Mar 13 2009
Replaceing “marriage” with “domestic partnerships.”
The initiative process in California is abused, overused, and produces bad laws. It was intended to function to legislate when the Legislature wouldn’t legislate on issues. It has become over-used to the point that there are so many initiatives on the ballot that voters are confused. The presence of this abuse leads the Legislature to abandon their responsibilities and place everything on the ballot that they should be doing - water, high spped rail, education funding are just a few issues to use as examples.
Coming on the ballot soon, although it hasn’t finished the signature process, is an initiative to replace marriage with domestic partnerships for all - at least in California. The thought behind the measure is that if homosexual couples cannot marry, then neither should heterosexual couples. Basically, if the homosexuals cannot have the word marriage, then neither should the heterosexual couples.

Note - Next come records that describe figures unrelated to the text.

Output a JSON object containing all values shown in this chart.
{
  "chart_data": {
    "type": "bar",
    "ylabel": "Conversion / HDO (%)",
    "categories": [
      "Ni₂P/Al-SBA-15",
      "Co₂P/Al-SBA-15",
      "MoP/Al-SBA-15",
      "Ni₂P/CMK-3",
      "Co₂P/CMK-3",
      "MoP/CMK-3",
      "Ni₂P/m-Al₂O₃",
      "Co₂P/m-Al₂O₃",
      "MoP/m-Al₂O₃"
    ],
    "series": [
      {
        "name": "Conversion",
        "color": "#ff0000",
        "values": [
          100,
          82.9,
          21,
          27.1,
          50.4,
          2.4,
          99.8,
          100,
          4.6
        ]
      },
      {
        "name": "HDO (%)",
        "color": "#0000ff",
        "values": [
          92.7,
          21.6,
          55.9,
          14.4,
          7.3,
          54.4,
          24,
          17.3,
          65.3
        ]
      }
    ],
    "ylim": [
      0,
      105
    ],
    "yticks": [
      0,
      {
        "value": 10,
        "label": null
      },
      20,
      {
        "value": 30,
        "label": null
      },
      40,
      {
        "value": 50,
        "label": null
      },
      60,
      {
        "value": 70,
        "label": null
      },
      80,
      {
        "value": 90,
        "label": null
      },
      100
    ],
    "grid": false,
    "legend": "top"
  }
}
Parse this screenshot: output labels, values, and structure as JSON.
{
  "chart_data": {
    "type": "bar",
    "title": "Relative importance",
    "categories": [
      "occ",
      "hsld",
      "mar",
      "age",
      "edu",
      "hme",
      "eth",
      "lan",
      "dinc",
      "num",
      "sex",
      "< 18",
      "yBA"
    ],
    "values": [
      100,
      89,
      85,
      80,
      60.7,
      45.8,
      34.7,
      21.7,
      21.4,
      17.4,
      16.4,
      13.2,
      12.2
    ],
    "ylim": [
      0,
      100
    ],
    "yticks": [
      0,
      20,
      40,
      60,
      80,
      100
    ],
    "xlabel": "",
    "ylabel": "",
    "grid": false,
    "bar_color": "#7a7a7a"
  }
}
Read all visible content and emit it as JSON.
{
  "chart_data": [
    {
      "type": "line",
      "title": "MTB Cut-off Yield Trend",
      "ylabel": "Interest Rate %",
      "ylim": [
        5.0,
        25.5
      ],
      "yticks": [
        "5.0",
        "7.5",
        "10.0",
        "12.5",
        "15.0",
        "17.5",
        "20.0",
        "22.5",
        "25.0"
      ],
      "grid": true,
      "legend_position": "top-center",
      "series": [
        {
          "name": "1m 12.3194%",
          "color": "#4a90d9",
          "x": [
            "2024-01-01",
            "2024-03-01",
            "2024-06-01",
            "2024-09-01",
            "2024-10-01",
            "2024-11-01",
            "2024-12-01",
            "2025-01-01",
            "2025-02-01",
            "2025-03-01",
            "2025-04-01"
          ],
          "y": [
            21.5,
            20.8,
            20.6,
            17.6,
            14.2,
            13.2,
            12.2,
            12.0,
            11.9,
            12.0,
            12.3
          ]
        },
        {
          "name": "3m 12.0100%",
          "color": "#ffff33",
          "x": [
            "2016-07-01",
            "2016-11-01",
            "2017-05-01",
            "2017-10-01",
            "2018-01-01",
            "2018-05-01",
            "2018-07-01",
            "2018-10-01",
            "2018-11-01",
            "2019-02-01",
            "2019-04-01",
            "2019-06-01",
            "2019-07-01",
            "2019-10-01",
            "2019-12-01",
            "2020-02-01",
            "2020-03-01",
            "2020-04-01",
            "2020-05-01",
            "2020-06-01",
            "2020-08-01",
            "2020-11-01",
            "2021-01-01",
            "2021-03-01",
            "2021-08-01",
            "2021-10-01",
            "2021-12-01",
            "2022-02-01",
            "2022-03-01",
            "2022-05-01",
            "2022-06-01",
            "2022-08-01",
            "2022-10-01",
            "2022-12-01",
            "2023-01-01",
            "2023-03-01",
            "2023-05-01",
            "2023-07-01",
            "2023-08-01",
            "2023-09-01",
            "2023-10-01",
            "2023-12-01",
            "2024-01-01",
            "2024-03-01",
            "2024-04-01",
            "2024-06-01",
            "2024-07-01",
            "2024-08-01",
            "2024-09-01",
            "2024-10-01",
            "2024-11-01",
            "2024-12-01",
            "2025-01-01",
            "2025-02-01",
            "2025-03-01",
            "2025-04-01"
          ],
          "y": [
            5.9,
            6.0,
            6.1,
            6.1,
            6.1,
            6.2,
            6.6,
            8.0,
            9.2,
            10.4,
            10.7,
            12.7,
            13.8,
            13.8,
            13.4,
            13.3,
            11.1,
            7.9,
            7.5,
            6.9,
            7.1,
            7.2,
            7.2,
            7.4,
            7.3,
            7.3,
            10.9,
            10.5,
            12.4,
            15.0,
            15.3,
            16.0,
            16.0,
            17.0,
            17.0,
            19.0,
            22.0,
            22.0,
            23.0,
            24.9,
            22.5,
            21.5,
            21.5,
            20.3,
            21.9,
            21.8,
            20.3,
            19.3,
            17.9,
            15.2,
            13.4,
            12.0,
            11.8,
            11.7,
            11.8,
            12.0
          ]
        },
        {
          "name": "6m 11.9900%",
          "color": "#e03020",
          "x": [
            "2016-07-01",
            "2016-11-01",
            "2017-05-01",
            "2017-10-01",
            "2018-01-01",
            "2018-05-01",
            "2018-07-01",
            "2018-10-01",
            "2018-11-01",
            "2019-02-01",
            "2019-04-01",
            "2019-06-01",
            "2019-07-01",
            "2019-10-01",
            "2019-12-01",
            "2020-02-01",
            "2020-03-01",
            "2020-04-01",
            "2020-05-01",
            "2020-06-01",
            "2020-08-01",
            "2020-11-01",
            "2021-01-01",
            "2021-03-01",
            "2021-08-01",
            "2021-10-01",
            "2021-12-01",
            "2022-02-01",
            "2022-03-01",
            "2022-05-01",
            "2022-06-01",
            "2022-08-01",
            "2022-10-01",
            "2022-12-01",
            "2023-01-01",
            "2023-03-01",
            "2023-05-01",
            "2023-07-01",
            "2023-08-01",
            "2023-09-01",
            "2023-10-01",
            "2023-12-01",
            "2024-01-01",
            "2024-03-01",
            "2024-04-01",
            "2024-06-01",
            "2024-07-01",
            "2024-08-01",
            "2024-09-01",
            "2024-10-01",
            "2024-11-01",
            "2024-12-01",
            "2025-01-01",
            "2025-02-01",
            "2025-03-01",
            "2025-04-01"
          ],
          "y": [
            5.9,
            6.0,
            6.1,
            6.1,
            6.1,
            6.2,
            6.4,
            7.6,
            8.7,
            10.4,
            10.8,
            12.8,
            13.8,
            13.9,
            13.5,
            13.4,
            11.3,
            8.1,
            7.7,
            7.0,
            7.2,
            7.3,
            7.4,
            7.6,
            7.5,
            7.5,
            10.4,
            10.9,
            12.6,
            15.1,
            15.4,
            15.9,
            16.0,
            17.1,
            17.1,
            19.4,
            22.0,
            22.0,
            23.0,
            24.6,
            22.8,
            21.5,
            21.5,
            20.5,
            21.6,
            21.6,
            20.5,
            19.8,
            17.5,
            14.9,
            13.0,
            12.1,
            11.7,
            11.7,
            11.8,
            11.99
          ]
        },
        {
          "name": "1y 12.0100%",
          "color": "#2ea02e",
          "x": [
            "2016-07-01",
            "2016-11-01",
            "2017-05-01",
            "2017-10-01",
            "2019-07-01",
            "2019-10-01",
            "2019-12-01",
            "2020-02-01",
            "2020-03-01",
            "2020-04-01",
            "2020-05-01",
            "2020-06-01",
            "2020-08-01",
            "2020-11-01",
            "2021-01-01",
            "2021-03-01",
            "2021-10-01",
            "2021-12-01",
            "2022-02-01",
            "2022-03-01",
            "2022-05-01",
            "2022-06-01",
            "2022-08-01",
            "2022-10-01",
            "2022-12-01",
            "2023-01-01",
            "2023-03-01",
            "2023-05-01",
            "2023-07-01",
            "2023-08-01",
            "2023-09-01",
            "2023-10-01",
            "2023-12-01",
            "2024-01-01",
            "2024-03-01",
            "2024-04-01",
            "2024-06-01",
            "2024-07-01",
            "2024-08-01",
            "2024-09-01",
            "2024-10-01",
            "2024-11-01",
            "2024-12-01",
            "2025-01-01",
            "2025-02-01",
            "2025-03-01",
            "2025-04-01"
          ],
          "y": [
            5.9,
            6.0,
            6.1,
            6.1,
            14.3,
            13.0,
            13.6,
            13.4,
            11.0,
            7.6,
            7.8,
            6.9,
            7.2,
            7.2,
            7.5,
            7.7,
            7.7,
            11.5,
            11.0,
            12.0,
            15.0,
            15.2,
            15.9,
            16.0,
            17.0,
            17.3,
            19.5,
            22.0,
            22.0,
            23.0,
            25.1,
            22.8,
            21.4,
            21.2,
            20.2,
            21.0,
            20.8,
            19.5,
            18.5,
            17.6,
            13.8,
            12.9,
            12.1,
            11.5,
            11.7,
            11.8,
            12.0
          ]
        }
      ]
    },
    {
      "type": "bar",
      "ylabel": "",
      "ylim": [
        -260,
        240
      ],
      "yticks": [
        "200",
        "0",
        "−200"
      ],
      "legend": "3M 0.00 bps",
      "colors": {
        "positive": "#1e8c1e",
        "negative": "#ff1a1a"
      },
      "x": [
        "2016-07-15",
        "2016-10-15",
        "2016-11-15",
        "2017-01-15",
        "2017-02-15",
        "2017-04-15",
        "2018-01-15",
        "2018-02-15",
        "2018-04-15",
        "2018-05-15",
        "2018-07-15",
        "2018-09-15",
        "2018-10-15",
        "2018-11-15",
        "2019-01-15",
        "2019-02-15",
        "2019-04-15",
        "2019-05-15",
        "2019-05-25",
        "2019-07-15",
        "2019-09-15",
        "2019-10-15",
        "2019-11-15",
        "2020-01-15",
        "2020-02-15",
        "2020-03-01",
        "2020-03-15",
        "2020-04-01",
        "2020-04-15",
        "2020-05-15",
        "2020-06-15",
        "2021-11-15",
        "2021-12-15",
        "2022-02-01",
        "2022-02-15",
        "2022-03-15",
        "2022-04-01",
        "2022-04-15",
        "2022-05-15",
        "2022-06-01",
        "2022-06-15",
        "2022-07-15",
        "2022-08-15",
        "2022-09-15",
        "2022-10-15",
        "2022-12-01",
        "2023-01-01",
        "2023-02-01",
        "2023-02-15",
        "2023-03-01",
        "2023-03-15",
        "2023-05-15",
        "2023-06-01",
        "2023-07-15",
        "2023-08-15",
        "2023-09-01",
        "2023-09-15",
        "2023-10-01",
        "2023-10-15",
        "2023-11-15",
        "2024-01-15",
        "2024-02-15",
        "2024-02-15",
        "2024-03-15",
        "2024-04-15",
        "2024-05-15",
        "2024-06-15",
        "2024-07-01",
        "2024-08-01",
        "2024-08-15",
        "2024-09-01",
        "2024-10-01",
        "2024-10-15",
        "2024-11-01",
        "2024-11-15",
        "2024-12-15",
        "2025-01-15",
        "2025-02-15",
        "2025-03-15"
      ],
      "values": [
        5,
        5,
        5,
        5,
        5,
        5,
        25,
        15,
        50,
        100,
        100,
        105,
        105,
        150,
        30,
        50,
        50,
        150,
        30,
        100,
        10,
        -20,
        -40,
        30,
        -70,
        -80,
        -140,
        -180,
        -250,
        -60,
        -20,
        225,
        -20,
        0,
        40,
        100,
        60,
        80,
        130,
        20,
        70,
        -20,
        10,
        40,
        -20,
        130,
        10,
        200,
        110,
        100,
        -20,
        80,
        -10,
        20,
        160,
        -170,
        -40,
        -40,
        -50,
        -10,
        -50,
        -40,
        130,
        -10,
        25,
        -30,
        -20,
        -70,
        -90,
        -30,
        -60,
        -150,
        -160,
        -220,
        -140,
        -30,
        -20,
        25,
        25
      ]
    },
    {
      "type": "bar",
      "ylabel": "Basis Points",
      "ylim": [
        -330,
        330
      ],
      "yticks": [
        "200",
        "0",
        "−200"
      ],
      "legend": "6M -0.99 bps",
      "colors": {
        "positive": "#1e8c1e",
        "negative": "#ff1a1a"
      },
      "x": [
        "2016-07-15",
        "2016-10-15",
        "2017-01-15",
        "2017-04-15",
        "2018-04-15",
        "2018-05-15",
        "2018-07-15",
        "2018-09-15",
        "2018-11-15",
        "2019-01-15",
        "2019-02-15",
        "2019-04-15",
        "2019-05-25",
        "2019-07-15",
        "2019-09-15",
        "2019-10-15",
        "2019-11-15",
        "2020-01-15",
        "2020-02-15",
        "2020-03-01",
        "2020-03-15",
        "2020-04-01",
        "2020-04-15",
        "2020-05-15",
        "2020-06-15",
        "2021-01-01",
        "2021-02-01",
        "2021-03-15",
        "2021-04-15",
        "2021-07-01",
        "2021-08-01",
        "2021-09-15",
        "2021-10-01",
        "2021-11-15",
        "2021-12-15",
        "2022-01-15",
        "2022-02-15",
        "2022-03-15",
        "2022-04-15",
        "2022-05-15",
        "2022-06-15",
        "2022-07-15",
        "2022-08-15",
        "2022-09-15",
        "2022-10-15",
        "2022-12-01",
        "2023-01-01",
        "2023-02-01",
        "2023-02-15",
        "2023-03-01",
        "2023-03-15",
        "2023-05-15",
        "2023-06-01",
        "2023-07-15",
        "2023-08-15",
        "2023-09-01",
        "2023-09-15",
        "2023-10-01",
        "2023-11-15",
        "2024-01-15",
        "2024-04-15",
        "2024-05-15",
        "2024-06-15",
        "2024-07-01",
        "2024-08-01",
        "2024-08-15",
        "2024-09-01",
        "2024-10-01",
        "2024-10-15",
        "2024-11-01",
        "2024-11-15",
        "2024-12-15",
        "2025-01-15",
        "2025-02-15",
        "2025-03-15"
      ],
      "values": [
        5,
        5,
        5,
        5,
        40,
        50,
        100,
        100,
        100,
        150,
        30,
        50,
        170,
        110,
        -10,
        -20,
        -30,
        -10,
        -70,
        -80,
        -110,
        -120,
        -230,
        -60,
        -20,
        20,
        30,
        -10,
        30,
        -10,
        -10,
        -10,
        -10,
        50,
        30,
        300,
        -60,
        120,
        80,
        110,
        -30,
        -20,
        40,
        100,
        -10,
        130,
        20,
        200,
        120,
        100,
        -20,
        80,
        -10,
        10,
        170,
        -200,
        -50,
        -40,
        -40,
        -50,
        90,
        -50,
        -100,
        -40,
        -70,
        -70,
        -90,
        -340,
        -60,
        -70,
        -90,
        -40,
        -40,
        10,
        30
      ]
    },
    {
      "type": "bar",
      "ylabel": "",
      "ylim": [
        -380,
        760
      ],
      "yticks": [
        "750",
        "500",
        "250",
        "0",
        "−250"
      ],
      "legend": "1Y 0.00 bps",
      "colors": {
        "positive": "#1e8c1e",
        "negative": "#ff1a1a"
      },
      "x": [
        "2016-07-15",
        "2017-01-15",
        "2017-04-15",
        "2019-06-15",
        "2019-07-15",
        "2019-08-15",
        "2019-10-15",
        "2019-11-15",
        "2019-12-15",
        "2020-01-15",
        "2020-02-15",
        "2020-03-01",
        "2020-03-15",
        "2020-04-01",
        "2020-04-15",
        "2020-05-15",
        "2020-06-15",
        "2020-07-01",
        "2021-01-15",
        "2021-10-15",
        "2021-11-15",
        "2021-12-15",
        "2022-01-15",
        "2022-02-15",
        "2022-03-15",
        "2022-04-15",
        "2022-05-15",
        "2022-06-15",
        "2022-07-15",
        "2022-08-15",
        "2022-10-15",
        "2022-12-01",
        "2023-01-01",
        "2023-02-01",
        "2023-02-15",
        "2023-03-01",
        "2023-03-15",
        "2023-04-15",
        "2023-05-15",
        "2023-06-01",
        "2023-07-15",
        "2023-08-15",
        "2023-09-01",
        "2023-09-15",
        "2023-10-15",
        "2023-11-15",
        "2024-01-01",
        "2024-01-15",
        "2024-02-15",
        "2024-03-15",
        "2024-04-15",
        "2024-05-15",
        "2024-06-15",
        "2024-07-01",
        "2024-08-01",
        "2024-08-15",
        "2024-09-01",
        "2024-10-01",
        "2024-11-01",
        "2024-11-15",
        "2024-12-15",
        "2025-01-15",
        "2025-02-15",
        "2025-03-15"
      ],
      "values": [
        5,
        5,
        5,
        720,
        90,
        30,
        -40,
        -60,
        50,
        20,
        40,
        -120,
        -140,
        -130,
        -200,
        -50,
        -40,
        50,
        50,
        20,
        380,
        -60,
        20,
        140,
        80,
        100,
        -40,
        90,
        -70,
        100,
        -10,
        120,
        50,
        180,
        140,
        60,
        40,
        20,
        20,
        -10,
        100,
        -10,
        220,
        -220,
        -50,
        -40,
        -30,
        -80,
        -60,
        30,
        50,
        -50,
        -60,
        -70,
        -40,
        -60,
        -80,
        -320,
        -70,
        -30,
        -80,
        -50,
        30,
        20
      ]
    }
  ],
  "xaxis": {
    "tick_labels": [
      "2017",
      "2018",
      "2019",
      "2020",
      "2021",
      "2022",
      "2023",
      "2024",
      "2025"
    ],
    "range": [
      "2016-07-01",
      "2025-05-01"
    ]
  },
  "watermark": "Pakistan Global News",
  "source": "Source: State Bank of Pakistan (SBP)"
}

This is ridiculous. Homosexual marriages were never the same as heterosexual marriages. There was never going to be an equality between the two in California, and to say that replacing everything with domestic partnerships will be “equal” is ridiculous. Homosexual couples, even if they were married, would not be counted as married for federal purposes, for the census or for federal taxes. There was never going to be equality on the marriage issue, so to remove the word marriage from law is ridiculous. Additionally, marriage is a recognized state for federal law for heterosexual couples. Removing the term marriage from California law doesn’t equal that out.
There is no equality on this issue, and there likely won’t be for decades to come. It is unclear whether there should be equality on this issue. There are many things still to be decided.
The CA Supreme Court seems to be in favor of letting Prop. 8 stand - meaning that only marriage between a man and a woman will be recognized as marriage in California. The people voted. This is what they came up with.